Let me state here that Scott Hempling is a friend. I have known him for some 25 years, in his previous roles as a regulatory lawyer who often represented state regulators, as a teacher of regulatory principles and policies, and as a provocative source of information and opinion (unfortunately, usually off the record). When I want an original, penetrating, and acutely acerbic view of some regulatory development, I contact Scott. I also republish his essays occasionally in the online magazine I edit, MANAGING POWER.
Now NRRI has collected the first 32 of those essays – each a pointed 1,000 words aimed at the diverse audience that state utility regulators constitute – in a new book, “Preside or Lead? The Attributes and Actions of Effective Regulators.” It is no surprise to those who know him that Hempling advocates “lead” over “preside.”
Hempling has organized the essays into six parts, spanning the globe of regulatory concerns from what makes an effective regulator; the role of regulators; obstacles to regulation; jurisdictional turf wars; desirable characteristics; and one example of regulation at its best, the decision last year of the Maryland Public Service Commission rejecting Baltimore Gas & Electric’s original smart meter proposal as not serving customers, telling the utility, if effect, “No, until you get it right.” BGE eventually got it right.
Hempling’s book deserves – demands – shelf space in the office of anybody who works with, thinks about, or attempts to influence utility regulators. It’s also very accessible and presents important concepts with remarkable clarity, simplicity, modesty and good humor.

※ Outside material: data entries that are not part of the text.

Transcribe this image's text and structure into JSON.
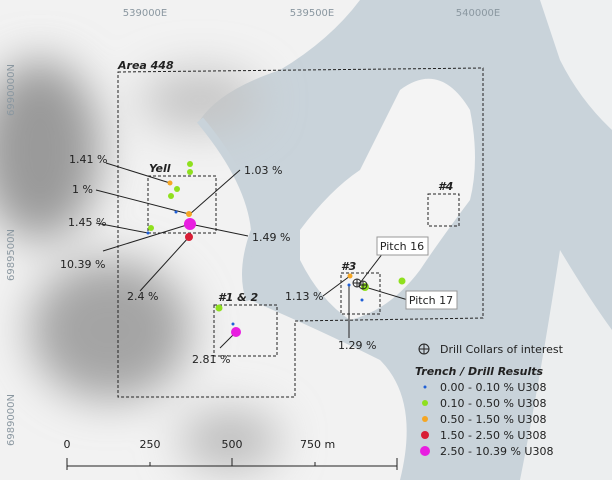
{
  "map": {
    "grid_labels": {
      "easting": [
        "539000E",
        "539500E",
        "540000E"
      ],
      "northing": [
        "6990000N",
        "6989500N",
        "6989000N"
      ]
    },
    "areas": [
      "Area 448",
      "Yell",
      "#4",
      "#3",
      "#1 & 2"
    ],
    "callouts": [
      "1.41 %",
      "1 %",
      "1.45 %",
      "10.39 %",
      "2.4 %",
      "1.03 %",
      "1.49 %",
      "1.13 %",
      "1.29 %",
      "2.81 %"
    ],
    "pitches": [
      "Pitch 16",
      "Pitch 17"
    ],
    "legend": {
      "collar_label": "Drill Collars of interest",
      "title": "Trench / Drill Results",
      "items": [
        {
          "label": "0.00  -  0.10 % U308",
          "color": "#1f5fd6"
        },
        {
          "label": "0.10  -  0.50 % U308",
          "color": "#8fe01e"
        },
        {
          "label": "0.50  -  1.50 % U308",
          "color": "#f5a623"
        },
        {
          "label": "1.50  -  2.50 % U308",
          "color": "#d81e36"
        },
        {
          "label": "2.50  -  10.39 % U308",
          "color": "#e81ee0"
        }
      ]
    },
    "scale_bar": {
      "labels": [
        "0",
        "250",
        "500",
        "750 m"
      ]
    }
  }
}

Hempling, after many years of contact with the men and women who deal with our utility monopolies as surrogates for market forces, is honest about the process of regulation and often uplifted by the people who make regulatory decisions and policy. He writes: “Inspiring these essays are these several hundred, multi-billion-dollar decision-makers. Their diversity amazes: appointed or elected; ages 25 to 75; some mid-career, moving up the political ranks; others capping their careers after decades of professional contribution in the private sector. At any one time, the super-majority are new to the field – music teachers, physicists, chemists, advertising executives, coal miners, mayors, city managers, Wall Street money dealers, Main Street shopkeepers.
“But their diversity pales compared to their commonality: a nail-biting realization that their legal obligation – to establish and enforce performance standards in these critical industries – will demand every available ounce of intellect, savvy, humility, grit, and courage.”
Scott Hempling, “Preside or Lead? The Attributes and Actions of Effective Regulators,” National Regulatory Research Institute, 8730 Georgia Ave., Suite 210, Silver Spring, MD 20910.